Big changes for DStv
While DStv subscribers are generally unaffected by the Canal+ buyout of Multichoice, they should get ready for a content shakeup in the near future.
According to the Sunday Times, now part of a global multinational media giant, South African content once exclusive to DStv will be heading to other markets for the first time.
In the same vein, international content should be making its way onto DStv.
CEO of Canal+ Africa, David Mignot, said the group aims to export DStv content worldwide through its integration into Studio Canal.
Mignot is one of two Canal+ executives heading up Canal+ Africa, which took over Multichoice in September.
Studio Canal is the wider group’s production arm, which houses 19 production companies, over 9,400 titles, and operates in multiple major markets, mostly in Europe.
With Multichoice now being absorbed into the group, local productions that have been created exclusively for DStv platforms are now part of the mix.
Mignot noted that high-quality productions coming out of Multichoice are likely to have wide appeal and can make waves in other markets and on other Canal+ platforms.
As part of the takeover, the Canal+ Group committed to continued investment in local productions, which will now be part of the blended library for use wherever Canal+ operates.
Notably, the reverse is also on the cards, with DStv expected to gain access to the extensive library of the wider Canal+ group, though the specifics of this remain to be seen.
Mignot previously stated that DStv customers should expect to see content “from American companies, from companies all over the world, as well as the local sports and general entertainment content.”
Canal+ has positioned itself as a ‘super aggregator’, which aggregates multiple services like Netflix, Apple TV+, Paramount+, and HBO Max into its own platform.
MultiChoice’s key brands like DStv, Showmax, and SuperSport are now part of this.
However, the executive has stressed that these brands will remain as they are for now, saying they were “very sensitive and careful about brands”.
End of an era for Multichoice
Any changes to DStv content will only come after a thorough review of all aspects of the Multichoice business, where Canal+ will decide on a strategy to integrate the two companies.

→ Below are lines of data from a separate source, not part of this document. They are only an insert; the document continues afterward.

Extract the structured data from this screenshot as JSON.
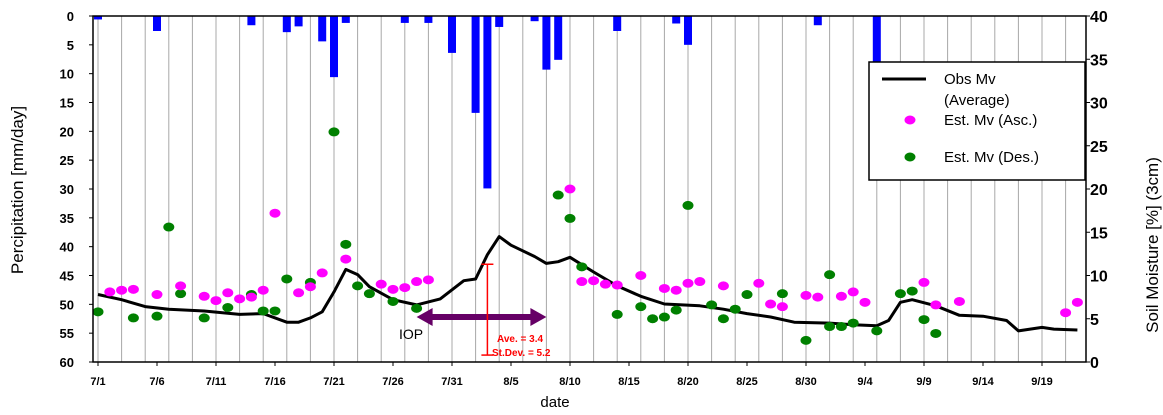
{
  "chart_data": {
    "type": "bar+line+scatter",
    "title": "",
    "xlabel": "date",
    "ylabel_left": "Percipitation [mm/day]",
    "ylabel_right": "Soil Moisture [%] (3cm)",
    "x_ticks": [
      "7/1",
      "7/6",
      "7/11",
      "7/16",
      "7/21",
      "7/26",
      "7/31",
      "8/5",
      "8/10",
      "8/15",
      "8/20",
      "8/25",
      "8/30",
      "9/4",
      "9/9",
      "9/14",
      "9/19"
    ],
    "x_start": "7/1",
    "x_end": "9/22",
    "ylim_left": [
      0,
      60
    ],
    "ylim_left_inverted": true,
    "yticks_left": [
      0,
      5,
      10,
      15,
      20,
      25,
      30,
      35,
      40,
      45,
      50,
      55,
      60
    ],
    "ylim_right": [
      0,
      40
    ],
    "yticks_right": [
      0,
      5,
      10,
      15,
      20,
      25,
      30,
      35,
      40
    ],
    "legend": {
      "placement": "right",
      "entries": [
        "Obs Mv (Average)",
        "Est. Mv (Asc.)",
        "Est. Mv (Des.)"
      ]
    },
    "annotations": {
      "iop_label": "IOP",
      "iop_span": [
        "7/28",
        "8/8"
      ],
      "ave": "Ave.       = 3.4",
      "stdev": "St.Dev. = 5.2",
      "error_bar_x": "8/3",
      "error_bar_range": [
        0.8,
        11.3
      ]
    },
    "colors": {
      "bars": "#0000ff",
      "obs": "#000000",
      "asc": "#ff00ff",
      "des": "#008000",
      "iop_arrow": "#660066",
      "annotation": "#ff0000"
    },
    "precipitation": [
      {
        "x": "7/1",
        "y": 0.6
      },
      {
        "x": "7/6",
        "y": 2.6
      },
      {
        "x": "7/14",
        "y": 1.6
      },
      {
        "x": "7/17",
        "y": 2.8
      },
      {
        "x": "7/18",
        "y": 1.8
      },
      {
        "x": "7/20",
        "y": 4.4
      },
      {
        "x": "7/21",
        "y": 10.6
      },
      {
        "x": "7/22",
        "y": 1.2
      },
      {
        "x": "7/27",
        "y": 1.2
      },
      {
        "x": "7/29",
        "y": 1.2
      },
      {
        "x": "7/31",
        "y": 6.4
      },
      {
        "x": "8/2",
        "y": 16.8
      },
      {
        "x": "8/3",
        "y": 29.9
      },
      {
        "x": "8/4",
        "y": 1.9
      },
      {
        "x": "8/7",
        "y": 0.9
      },
      {
        "x": "8/8",
        "y": 9.3
      },
      {
        "x": "8/9",
        "y": 7.6
      },
      {
        "x": "8/14",
        "y": 2.6
      },
      {
        "x": "8/19",
        "y": 1.3
      },
      {
        "x": "8/20",
        "y": 5.0
      },
      {
        "x": "8/31",
        "y": 1.6
      },
      {
        "x": "9/5",
        "y": 9.8
      }
    ],
    "obs_mv": [
      {
        "x": "7/1",
        "y": 7.8
      },
      {
        "x": "7/3",
        "y": 7.2
      },
      {
        "x": "7/5",
        "y": 6.4
      },
      {
        "x": "7/7",
        "y": 6.1
      },
      {
        "x": "7/10",
        "y": 5.9
      },
      {
        "x": "7/13",
        "y": 5.5
      },
      {
        "x": "7/15",
        "y": 5.6
      },
      {
        "x": "7/17",
        "y": 4.6
      },
      {
        "x": "7/18",
        "y": 4.6
      },
      {
        "x": "7/19",
        "y": 5.1
      },
      {
        "x": "7/20",
        "y": 5.8
      },
      {
        "x": "7/21",
        "y": 8.1
      },
      {
        "x": "7/22",
        "y": 10.7
      },
      {
        "x": "7/23",
        "y": 10.1
      },
      {
        "x": "7/24",
        "y": 8.7
      },
      {
        "x": "7/26",
        "y": 7.2
      },
      {
        "x": "7/28",
        "y": 6.6
      },
      {
        "x": "7/30",
        "y": 7.3
      },
      {
        "x": "8/1",
        "y": 9.4
      },
      {
        "x": "8/2",
        "y": 9.6
      },
      {
        "x": "8/3",
        "y": 12.4
      },
      {
        "x": "8/4",
        "y": 14.5
      },
      {
        "x": "8/5",
        "y": 13.5
      },
      {
        "x": "8/7",
        "y": 12.2
      },
      {
        "x": "8/8",
        "y": 11.4
      },
      {
        "x": "8/9",
        "y": 11.6
      },
      {
        "x": "8/10",
        "y": 12.1
      },
      {
        "x": "8/12",
        "y": 10.4
      },
      {
        "x": "8/14",
        "y": 8.8
      },
      {
        "x": "8/16",
        "y": 7.6
      },
      {
        "x": "8/18",
        "y": 6.7
      },
      {
        "x": "8/21",
        "y": 6.5
      },
      {
        "x": "8/23",
        "y": 6.1
      },
      {
        "x": "8/25",
        "y": 5.6
      },
      {
        "x": "8/27",
        "y": 5.2
      },
      {
        "x": "8/29",
        "y": 4.6
      },
      {
        "x": "9/1",
        "y": 4.5
      },
      {
        "x": "9/3",
        "y": 4.3
      },
      {
        "x": "9/5",
        "y": 4.2
      },
      {
        "x": "9/6",
        "y": 4.8
      },
      {
        "x": "9/7",
        "y": 6.9
      },
      {
        "x": "9/8",
        "y": 7.2
      },
      {
        "x": "9/10",
        "y": 6.5
      },
      {
        "x": "9/12",
        "y": 5.4
      },
      {
        "x": "9/14",
        "y": 5.3
      },
      {
        "x": "9/16",
        "y": 4.8
      },
      {
        "x": "9/17",
        "y": 3.6
      },
      {
        "x": "9/19",
        "y": 4.0
      },
      {
        "x": "9/20",
        "y": 3.8
      },
      {
        "x": "9/22",
        "y": 3.7
      }
    ],
    "est_mv_asc": [
      {
        "x": "7/2",
        "y": 8.1
      },
      {
        "x": "7/3",
        "y": 8.3
      },
      {
        "x": "7/4",
        "y": 8.4
      },
      {
        "x": "7/6",
        "y": 7.8
      },
      {
        "x": "7/8",
        "y": 8.8
      },
      {
        "x": "7/10",
        "y": 7.6
      },
      {
        "x": "7/11",
        "y": 7.1
      },
      {
        "x": "7/12",
        "y": 8.0
      },
      {
        "x": "7/13",
        "y": 7.3
      },
      {
        "x": "7/14",
        "y": 7.5
      },
      {
        "x": "7/15",
        "y": 8.3
      },
      {
        "x": "7/16",
        "y": 17.2
      },
      {
        "x": "7/18",
        "y": 8.0
      },
      {
        "x": "7/19",
        "y": 8.7
      },
      {
        "x": "7/20",
        "y": 10.3
      },
      {
        "x": "7/22",
        "y": 11.9
      },
      {
        "x": "7/25",
        "y": 9.0
      },
      {
        "x": "7/26",
        "y": 8.4
      },
      {
        "x": "7/27",
        "y": 8.6
      },
      {
        "x": "7/28",
        "y": 9.3
      },
      {
        "x": "7/29",
        "y": 9.5
      },
      {
        "x": "8/10",
        "y": 20.0
      },
      {
        "x": "8/11",
        "y": 9.3
      },
      {
        "x": "8/12",
        "y": 9.4
      },
      {
        "x": "8/13",
        "y": 9.0
      },
      {
        "x": "8/14",
        "y": 8.9
      },
      {
        "x": "8/16",
        "y": 10.0
      },
      {
        "x": "8/18",
        "y": 8.5
      },
      {
        "x": "8/19",
        "y": 8.3
      },
      {
        "x": "8/20",
        "y": 9.1
      },
      {
        "x": "8/21",
        "y": 9.3
      },
      {
        "x": "8/23",
        "y": 8.8
      },
      {
        "x": "8/26",
        "y": 9.1
      },
      {
        "x": "8/27",
        "y": 6.7
      },
      {
        "x": "8/28",
        "y": 6.4
      },
      {
        "x": "8/30",
        "y": 7.7
      },
      {
        "x": "8/31",
        "y": 7.5
      },
      {
        "x": "9/2",
        "y": 7.6
      },
      {
        "x": "9/3",
        "y": 8.1
      },
      {
        "x": "9/4",
        "y": 6.9
      },
      {
        "x": "9/9",
        "y": 9.2
      },
      {
        "x": "9/10",
        "y": 6.6
      },
      {
        "x": "9/12",
        "y": 7.0
      },
      {
        "x": "9/21",
        "y": 5.7
      },
      {
        "x": "9/22",
        "y": 6.9
      }
    ],
    "est_mv_des": [
      {
        "x": "7/1",
        "y": 5.8
      },
      {
        "x": "7/4",
        "y": 5.1
      },
      {
        "x": "7/6",
        "y": 5.3
      },
      {
        "x": "7/7",
        "y": 15.6
      },
      {
        "x": "7/8",
        "y": 7.9
      },
      {
        "x": "7/10",
        "y": 5.1
      },
      {
        "x": "7/12",
        "y": 6.3
      },
      {
        "x": "7/14",
        "y": 7.8
      },
      {
        "x": "7/15",
        "y": 5.9
      },
      {
        "x": "7/16",
        "y": 5.9
      },
      {
        "x": "7/17",
        "y": 9.6
      },
      {
        "x": "7/19",
        "y": 9.2
      },
      {
        "x": "7/21",
        "y": 26.6
      },
      {
        "x": "7/22",
        "y": 13.6
      },
      {
        "x": "7/23",
        "y": 8.8
      },
      {
        "x": "7/24",
        "y": 7.9
      },
      {
        "x": "7/26",
        "y": 7.0
      },
      {
        "x": "7/28",
        "y": 6.2
      },
      {
        "x": "8/9",
        "y": 19.3
      },
      {
        "x": "8/10",
        "y": 16.6
      },
      {
        "x": "8/11",
        "y": 11.0
      },
      {
        "x": "8/14",
        "y": 5.5
      },
      {
        "x": "8/16",
        "y": 6.4
      },
      {
        "x": "8/17",
        "y": 5.0
      },
      {
        "x": "8/18",
        "y": 5.2
      },
      {
        "x": "8/19",
        "y": 6.0
      },
      {
        "x": "8/20",
        "y": 18.1
      },
      {
        "x": "8/22",
        "y": 6.6
      },
      {
        "x": "8/23",
        "y": 5.0
      },
      {
        "x": "8/24",
        "y": 6.1
      },
      {
        "x": "8/25",
        "y": 7.8
      },
      {
        "x": "8/28",
        "y": 7.9
      },
      {
        "x": "8/30",
        "y": 2.5
      },
      {
        "x": "9/1",
        "y": 10.1
      },
      {
        "x": "9/1",
        "y": 4.1
      },
      {
        "x": "9/2",
        "y": 4.1
      },
      {
        "x": "9/3",
        "y": 4.5
      },
      {
        "x": "9/5",
        "y": 3.6
      },
      {
        "x": "9/7",
        "y": 7.9
      },
      {
        "x": "9/8",
        "y": 8.2
      },
      {
        "x": "9/9",
        "y": 4.9
      },
      {
        "x": "9/10",
        "y": 3.3
      }
    ]
  }
}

Canal+ will provide a strategic update about its detailed plans during the first quarter of 2026, it said.
The acquisition of Multichoice (MCG) by Canal+ marks the largest transaction ever undertaken by Canal+, cementing the combined group’s position as a global media and entertainment company.
The combined group will serve more than 40 million subscribers across close to 70 countries in Africa, Europe and Asia, supported by a workforce of approximately 17,000 employees.
For South Africa, Canal+ and the company have committed to a robust package of public interest measures.
These include supporting firms controlled by Historically Disadvantaged Persons (HDPs) and Small, Micro and Medium Enterprises (SMMEs) in the South African audio-visual sector, as well as maintaining funding for local general entertainment and sports content produced by South African creators.
A key change for the group is the establishment of Multichoice Proprietary Limited (or LicenceCo) to hold the broadcasting licence.
The memorandum of incorporation of MCG contained voting scale-back provisions which restricted foreign shareholders’ ability to exercise voting rights attached to MCG shares held by them.
This was to comply with the provisions of section 64 of the Electronic Communications Act, 2005, which deal with broadcasting licences and limit foreign control to 20% voting rights.